DC: Another notable fusion was the way in which composers used new visual languages and systems of graphic notation to direct musicians.
ML: Apparently the director of the studio Józef Patkowski was required to supply a written score of the music and theoretical explanation of a piece when he delivered it to the archives of the radio. Without it, a piece could not be registered in the archives. And that’s why the graphic scores were prepared by the composers. I think that the best example is AELA by W?odzimierz Koto?ski: it’s a word notation, just a couple of passages explaining what is and what is not determined in the piece. I think that was a kind of ironic commentary on this policy.
DC: The story of Patkowski fulfilling bureaucratic ends by registering the music with an authentic score offers one kind of logic for the visuality of experimental music. At the other end of the spectrum was artist Milan Adam?iak, a Slovak composer and artist much influenced by John Cage. He met Cage in Czechoslovakia in the late 1960s and, stimulated by the encounter, he produced graphic scores to achieve chance elements. One graphic score takes the form of a cube covered with calligraphic gestures. It was thrown like a dice across the floor. This is clearly in the spirit of Cage, but it has a specifically Eastern European dimension. A score that does not limit the range of musical possibilities, but instead releases the performer, has a kind of special resonance in the late 1960s because of the way in which cultural life was subject to state command.
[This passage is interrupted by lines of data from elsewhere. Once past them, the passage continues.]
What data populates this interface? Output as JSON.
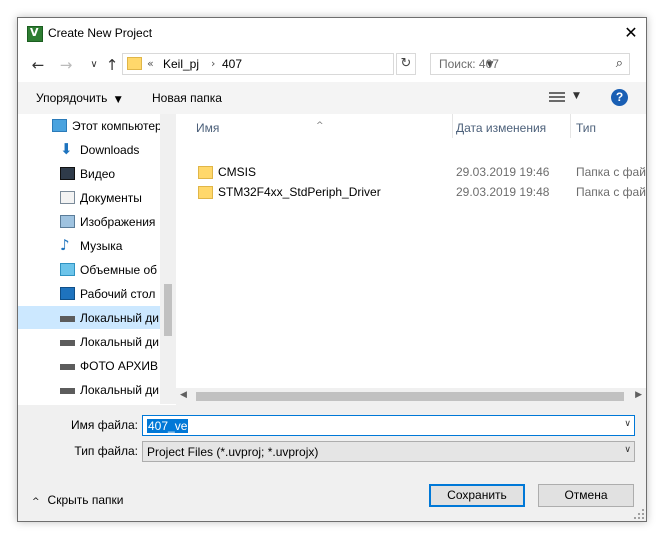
{
  "window": {
    "title": "Create New Project",
    "app_icon_glyph": "V"
  },
  "nav": {
    "path": [
      "Keil_pj",
      "407"
    ],
    "path_prefix": "«",
    "search_placeholder": "Поиск: 407"
  },
  "toolbar": {
    "organize": "Упорядочить",
    "new_folder": "Новая папка"
  },
  "sidebar": {
    "items": [
      {
        "label": "Этот компьютер",
        "icon": "computer-icon"
      },
      {
        "label": "Downloads",
        "icon": "download-icon"
      },
      {
        "label": "Видео",
        "icon": "video-icon"
      },
      {
        "label": "Документы",
        "icon": "documents-icon"
      },
      {
        "label": "Изображения",
        "icon": "pictures-icon"
      },
      {
        "label": "Музыка",
        "icon": "music-icon"
      },
      {
        "label": "Объемные об",
        "icon": "3d-objects-icon"
      },
      {
        "label": "Рабочий стол",
        "icon": "desktop-icon"
      },
      {
        "label": "Локальный ди",
        "icon": "drive-icon",
        "selected": true
      },
      {
        "label": "Локальный ди",
        "icon": "drive-icon"
      },
      {
        "label": "ФОТО АРХИВ",
        "icon": "drive-icon"
      },
      {
        "label": "Локальный ди",
        "icon": "drive-icon"
      }
    ]
  },
  "columns": {
    "name": "Имя",
    "date": "Дата изменения",
    "type": "Тип"
  },
  "files": [
    {
      "name": "CMSIS",
      "date": "29.03.2019 19:46",
      "type": "Папка с фай"
    },
    {
      "name": "STM32F4xx_StdPeriph_Driver",
      "date": "29.03.2019 19:48",
      "type": "Папка с фай"
    }
  ],
  "form": {
    "filename_label": "Имя файла:",
    "filename_value": "407_ve",
    "filetype_label": "Тип файла:",
    "filetype_value": "Project Files (*.uvproj; *.uvprojx)"
  },
  "footer": {
    "hide_folders": "Скрыть папки",
    "save": "Сохранить",
    "cancel": "Отмена"
  },
  "colors": {
    "accent": "#0078d7",
    "selection": "#cce8ff",
    "folder": "#ffd86b",
    "help": "#1a5fb4"
  }
}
ML: At the beginning of our conversation, Daniel mentioned working with artists and composers to recreate works from the 1960s. Many of the compositions that interest me most were recorded by experimental musicians forty or fifty years ago who, it seems, are actually extremely conservative today. Many are now working against experimentation and for preserving their works as they are.
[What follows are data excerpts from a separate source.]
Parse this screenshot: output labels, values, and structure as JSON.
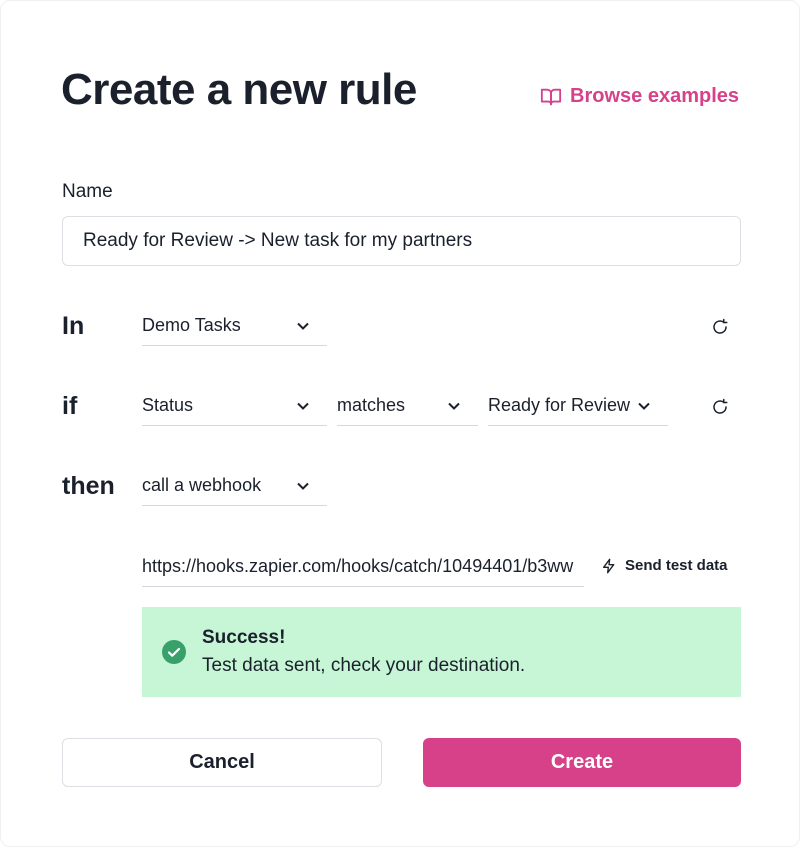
{
  "header": {
    "title": "Create a new rule",
    "browse_label": "Browse examples"
  },
  "name": {
    "label": "Name",
    "value": "Ready for Review -> New task for my partners"
  },
  "rule": {
    "in_label": "In",
    "in_select": "Demo Tasks",
    "if_label": "if",
    "if_field": "Status",
    "if_operator": "matches",
    "if_value": "Ready for Review",
    "then_label": "then",
    "then_action": "call a webhook",
    "webhook_url": "https://hooks.zapier.com/hooks/catch/10494401/b3ww",
    "send_test_label": "Send test data"
  },
  "alert": {
    "title": "Success!",
    "message": "Test data sent, check your destination."
  },
  "footer": {
    "cancel_label": "Cancel",
    "create_label": "Create"
  },
  "colors": {
    "accent": "#d6418a",
    "success_bg": "#c6f6d5",
    "success_icon": "#38a169",
    "text": "#1a202c"
  },
  "icons": {
    "browse": "book-icon",
    "refresh": "refresh-icon",
    "send_test": "lightning-icon",
    "success": "check-circle-icon",
    "select": "chevron-down-icon"
  }
}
DC: You’re suggesting that now this generation of composers are against experimentation because they want to preserve their works?
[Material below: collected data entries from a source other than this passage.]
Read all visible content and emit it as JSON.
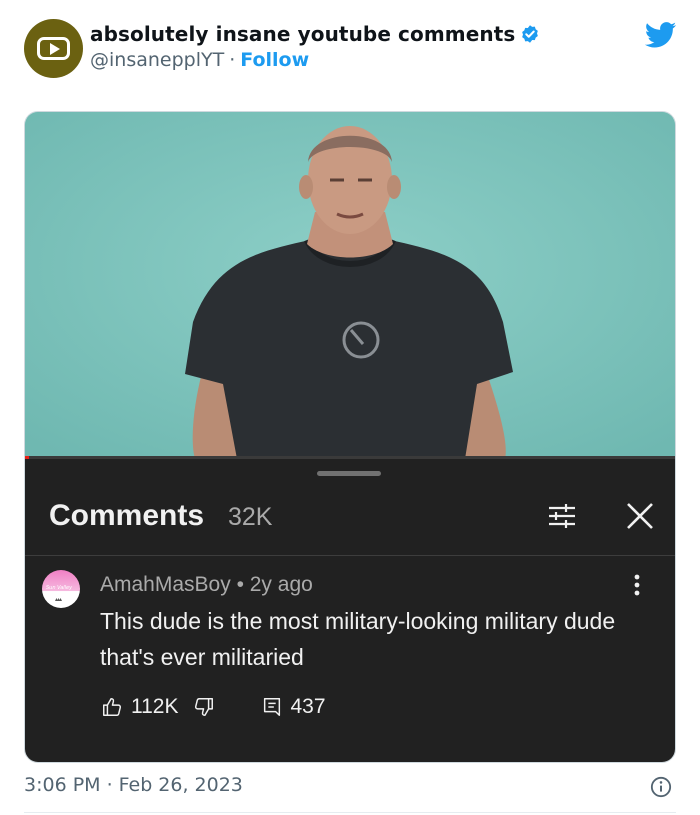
{
  "tweet": {
    "display_name": "absolutely insane youtube comments",
    "handle": "@insanepplYT",
    "separator": "·",
    "follow_label": "Follow",
    "time": "3:06 PM",
    "date": "Feb 26, 2023",
    "brand_color": "#1d9bf0"
  },
  "youtube_panel": {
    "title": "Comments",
    "count": "32K",
    "comment": {
      "author": "AmahMasBoy",
      "age": "• 2y ago",
      "avatar_text": "Sun Valley",
      "text": "This dude is the most military-looking military dude that's ever militaried",
      "likes": "112K",
      "replies": "437"
    }
  }
}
ML: Sure. If you think about their working methods, many worked with "found" materials, often gathering sounds from the world or radio. You can easily call it collage or remix or other terms that are perhaps closer to my generation. But they hate these notions. In fact, they now use the arguments that were used against them in the 1960s. Perhaps in psychological terms, this is not too difficult to understand: they were neglected for forty years and now someone finally is reviving their work but with little regard for historical truth. So I can understand that they’re a little bit frustrated, but it is also a sign of the times that experimental music has become classical music on all possible levels, such as authorship, composition/performance issues, originality, position in the music hierarchy, market, etc.
DC: Do you think this particular anxiety has to do with the very ephemeral form of music? Because we can now turn music into digital files, they become material and can be easily cut and pasted. That amplifies the anxiety that these musicians and the composers feel?
ML: I think in a way, yes, because perhaps they’re afraid of the fact that anyone can now reuse their works. When, in the 1960s, they were the elite in the Experimental Studio, only they had the means and know-how to do this. Now almost anyone can do it on a laptop. And the people who celebrate their work feel the only way of paying respectful tribute is to arrest it. But I wouldn’t be worried about it. Good stuff will always remain while the bad will disappear quickly.